Oh jangan harap danita akan diam saja setelah dibilang seperti itu "hei mba! yang ada yang lebih tua itu yang ngalah sama yang muda, mba belajar dimana? ngomong dulu yang bener baru ngasih tau orang" sekarang dia berdecak pinggang dengan perut besarnya.
Rasya mengacungkan jempolnya ke danita, asik seru ni kalau danita udah berdecak pinggang dan menatap tak kalah menantang.
"anak muda seperti kamu yang harusnya banyak belajar, hmm sepertinya ini anak haram ya? kok mamanya terlihat sangat muda? haha anak muda jaman sekarang be–" ucapannya terpotong karna tangan danita sudah berada di atas kepalanya.
"mba nyindir diri sendiri atau bagaimana?"
HEI! INI ADALAH DARAH DAGING SEORANG PRESDIR ADINATA! KAU SEENAKNYA BILANG KALAU DIA ADALAH ANAK HARAM? BEDEBAH SIALAN! -hati nurani seorang ibu.

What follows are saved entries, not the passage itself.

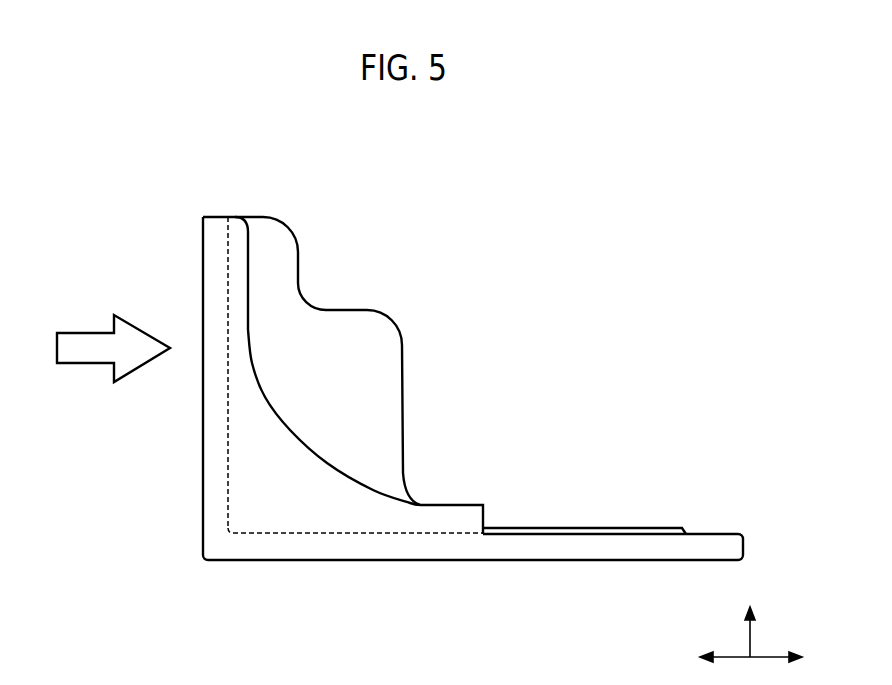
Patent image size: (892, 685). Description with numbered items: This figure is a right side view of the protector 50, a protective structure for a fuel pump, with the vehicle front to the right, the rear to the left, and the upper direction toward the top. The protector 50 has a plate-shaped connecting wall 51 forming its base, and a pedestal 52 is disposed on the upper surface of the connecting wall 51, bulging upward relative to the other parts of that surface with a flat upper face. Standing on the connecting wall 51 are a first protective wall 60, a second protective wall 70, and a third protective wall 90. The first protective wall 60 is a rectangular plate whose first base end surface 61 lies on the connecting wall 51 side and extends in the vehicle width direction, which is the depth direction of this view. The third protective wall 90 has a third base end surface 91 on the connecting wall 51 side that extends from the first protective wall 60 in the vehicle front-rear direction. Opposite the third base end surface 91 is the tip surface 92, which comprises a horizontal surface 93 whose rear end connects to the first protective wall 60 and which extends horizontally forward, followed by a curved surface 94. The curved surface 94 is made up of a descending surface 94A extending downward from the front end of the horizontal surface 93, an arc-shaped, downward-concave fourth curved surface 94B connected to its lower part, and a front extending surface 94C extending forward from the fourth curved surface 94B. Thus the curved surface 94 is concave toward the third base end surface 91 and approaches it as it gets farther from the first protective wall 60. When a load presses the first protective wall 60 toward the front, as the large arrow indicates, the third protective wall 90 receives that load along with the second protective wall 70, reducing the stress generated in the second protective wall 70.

The protector 50 is at (585, 272).
The connecting wall 51 is at (723, 535).
The pedestal 52 is at (662, 528).
The first protective wall 60 is at (203, 256).
The first base end surface 61 is at (228, 533).
The second protective wall 70 is at (393, 370).
The third protective wall 90 is at (237, 293).
The third base end surface 91 is at (375, 535).
The tip surface 92 is at (349, 334).
The horizontal surface 93 is at (233, 217).
The curved surface 94 is at (250, 267).
The descending surface 94A is at (250, 316).
The fourth curved surface 94B is at (295, 438).
The front extending surface 94C is at (448, 505).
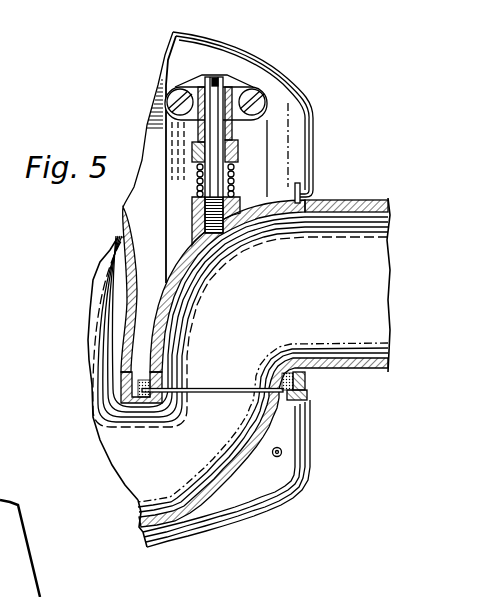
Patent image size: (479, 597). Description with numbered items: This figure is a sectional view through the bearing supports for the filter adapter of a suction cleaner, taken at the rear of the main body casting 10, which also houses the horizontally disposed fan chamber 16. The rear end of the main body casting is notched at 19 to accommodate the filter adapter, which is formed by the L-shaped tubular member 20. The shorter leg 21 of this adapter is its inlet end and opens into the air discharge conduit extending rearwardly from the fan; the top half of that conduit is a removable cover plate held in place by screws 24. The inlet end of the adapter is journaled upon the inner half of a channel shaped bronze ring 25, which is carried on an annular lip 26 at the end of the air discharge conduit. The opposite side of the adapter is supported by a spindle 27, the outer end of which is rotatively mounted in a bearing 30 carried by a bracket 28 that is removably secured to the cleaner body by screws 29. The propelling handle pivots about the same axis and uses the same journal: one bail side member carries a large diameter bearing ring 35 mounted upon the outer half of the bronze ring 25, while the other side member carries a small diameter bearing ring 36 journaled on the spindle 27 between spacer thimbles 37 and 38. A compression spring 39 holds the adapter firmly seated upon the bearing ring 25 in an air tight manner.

The main body casting 10 is at (242, 497).
The fan chamber 16 is at (132, 297).
The notch 19 is at (309, 197).
The L-shaped tubular member 20 is at (354, 211).
The shorter leg 21 is at (158, 326).
The screws 24 is at (282, 450).
The channel shaped bronze ring 25 is at (306, 380).
The annular lip 26 is at (289, 398).
The spindle 27 is at (216, 76).
The bracket 28 is at (243, 88).
The screws 29 is at (260, 103).
The bearing 30 is at (235, 78).
The large diameter bearing ring 35 is at (307, 388).
The small diameter bearing ring 36 is at (195, 152).
The spacer thimble 37 is at (233, 134).
The spacer thimble 38 is at (233, 196).
The compression spring 39 is at (236, 178).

"kau mencari ribut ya?!" balik menjambak rambut rapih danita dengan ganas.
"SADAR DIRI! KAU YANG MEMULAI DULUAN" kali ini rasya sudah ancang-ancang untuk menjambak rambut wanita itu.

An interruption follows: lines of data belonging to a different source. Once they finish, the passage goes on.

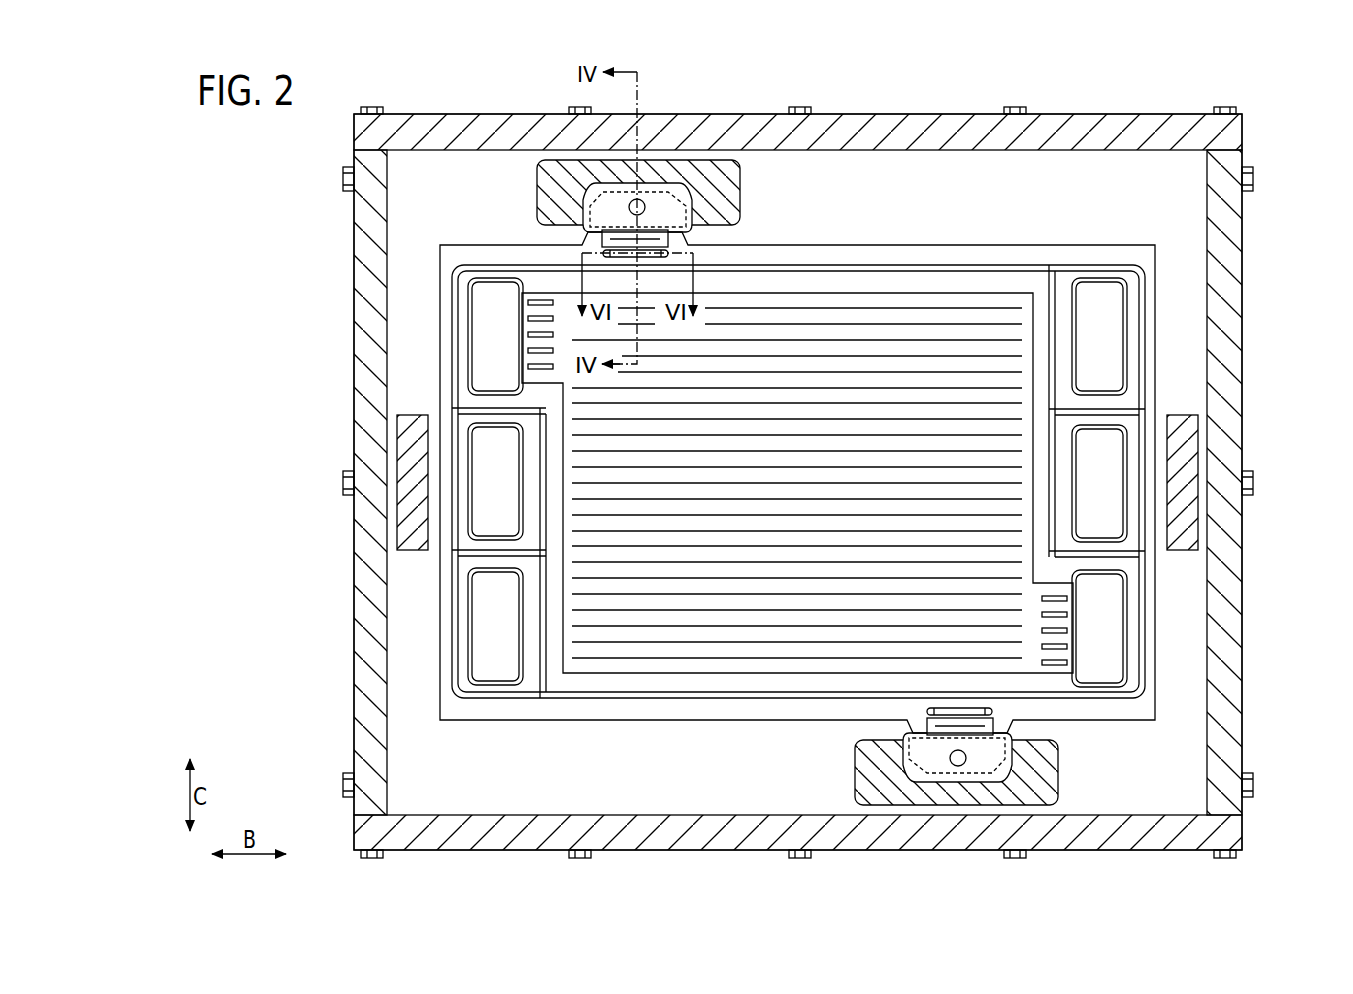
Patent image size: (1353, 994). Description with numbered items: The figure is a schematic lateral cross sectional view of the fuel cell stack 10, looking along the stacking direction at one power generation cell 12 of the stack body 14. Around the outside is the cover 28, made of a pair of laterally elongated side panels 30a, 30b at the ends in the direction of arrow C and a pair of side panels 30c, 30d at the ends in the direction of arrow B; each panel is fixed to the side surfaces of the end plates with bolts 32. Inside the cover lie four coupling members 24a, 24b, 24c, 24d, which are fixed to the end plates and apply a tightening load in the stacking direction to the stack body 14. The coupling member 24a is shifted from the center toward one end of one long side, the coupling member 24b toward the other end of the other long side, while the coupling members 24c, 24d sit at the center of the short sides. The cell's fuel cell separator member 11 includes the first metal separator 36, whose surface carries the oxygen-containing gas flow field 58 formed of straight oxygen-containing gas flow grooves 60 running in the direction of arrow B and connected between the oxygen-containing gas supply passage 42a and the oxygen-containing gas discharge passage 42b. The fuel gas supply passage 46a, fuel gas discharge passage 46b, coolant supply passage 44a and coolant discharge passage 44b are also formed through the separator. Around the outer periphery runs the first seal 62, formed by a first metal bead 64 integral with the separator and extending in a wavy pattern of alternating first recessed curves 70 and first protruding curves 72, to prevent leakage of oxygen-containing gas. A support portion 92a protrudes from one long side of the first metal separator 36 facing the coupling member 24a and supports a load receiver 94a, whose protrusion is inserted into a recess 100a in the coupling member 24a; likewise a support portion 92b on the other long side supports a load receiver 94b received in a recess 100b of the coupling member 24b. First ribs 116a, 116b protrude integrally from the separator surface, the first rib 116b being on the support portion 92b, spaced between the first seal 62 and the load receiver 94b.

The fuel cell stack 10 is at (286, 148).
The fuel cell separator member 11 is at (801, 444).
The power generation cell 12 is at (798, 450).
The stack body 14 is at (798, 450).
The coupling member 24a is at (712, 167).
The coupling member 24b is at (873, 793).
The coupling member 24c is at (412, 518).
The coupling member 24d is at (1183, 503).
The cover 28 is at (798, 106).
The side panel 30a is at (1108, 122).
The side panel 30b is at (530, 838).
The side panel 30c is at (360, 660).
The side panel 30d is at (1225, 655).
The bolt 32 is at (372, 106).
The first metal separator 36 is at (1122, 250).
The oxygen-containing gas supply passage 42a is at (490, 325).
The oxygen-containing gas discharge passage 42b is at (1105, 622).
The coolant supply passage 44a is at (490, 452).
The coolant discharge passage 44b is at (1105, 457).
The fuel gas supply passage 46a is at (1105, 325).
The fuel gas discharge passage 46b is at (490, 632).
The oxygen-containing gas flow field 58 is at (797, 434).
The oxygen-containing gas flow groove 60 is at (960, 305).
The first seal 62 is at (798, 429).
The first metal bead 64 is at (798, 429).
The first recessed curve 70 is at (818, 265).
The first protruding curve 72 is at (870, 271).
The support portion 92a is at (683, 237).
The support portion 92b is at (912, 722).
The load receiver 94a is at (632, 197).
The load receiver 94b is at (1014, 810).
The recess 100a is at (587, 196).
The recess 100b is at (912, 772).
The first rib 116a is at (647, 250).
The first rib 116b is at (942, 716).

Beberapa detik kemudian terjadilah adegan jambak-jambakan yang sudah danita ramal tadi, tapi kali ini dia yang memulai tadi.
"mba mba jangan berantem" lelaki kasir itu berusaha untuk melerai pertikaian antara wanita itu.
Dan berakhir dia yang di Jambak oleh rasya "diam kau!" menjambak keras rambut sang lelaki kasir sebagai pelampiasan kekesalannya.
"nona danita!!" terlambat. para pengawal datang terlambat, danita sudah membabi buta disana. kalau para pengawal kesana yang ada mereka bernasib sama dengan si lelaki kasir itu.
*****
"kalau kamu menginginkan baju mandi itu kamu bisa bilang ke aku, akan ku buat baju Mandi termewah dan terlucu kalau kau mau, jangan membahayakan dirimu dan anak kita seperti itu"
itu suara rangga yang tengah menahan amarahnya kepada sang istri tercinta. rahang telah mengeras sedari tadi, aksi yang tadi danita lakukan sangatlah berbahaya, bisa saja wanita tadi mendorong danita sampai terjatuh kalau tadi sang pengawal tidak merelakan rambutnya yang menjadi pitak karna di jambak wanita itu.
Ini juga salahnya, yang lalai memperhatikan istrinya dan malah membahas masalah kecil yang terjadi di kantor bersama zan.
"ma–maaf" danita menunduk takut, ya memang dia salah, ini salah dia. andai dia tadi tak menjambak rambut wanita tadi aksi jambak-jambakan yang mematikan tidak akan terjadi.
Rangga bergerak lebih mendekat ke danita yang sedang duduk dengan kepala yang di tundukan. dengan lembut dia mengusap puncak kepala istrinya dan tangan satunya ia gunakan untuk mengelus perut yang membuncit itu. dia tidak bisa meluap amarahnya kepada istri yang sedang mengandung darah dagingnya.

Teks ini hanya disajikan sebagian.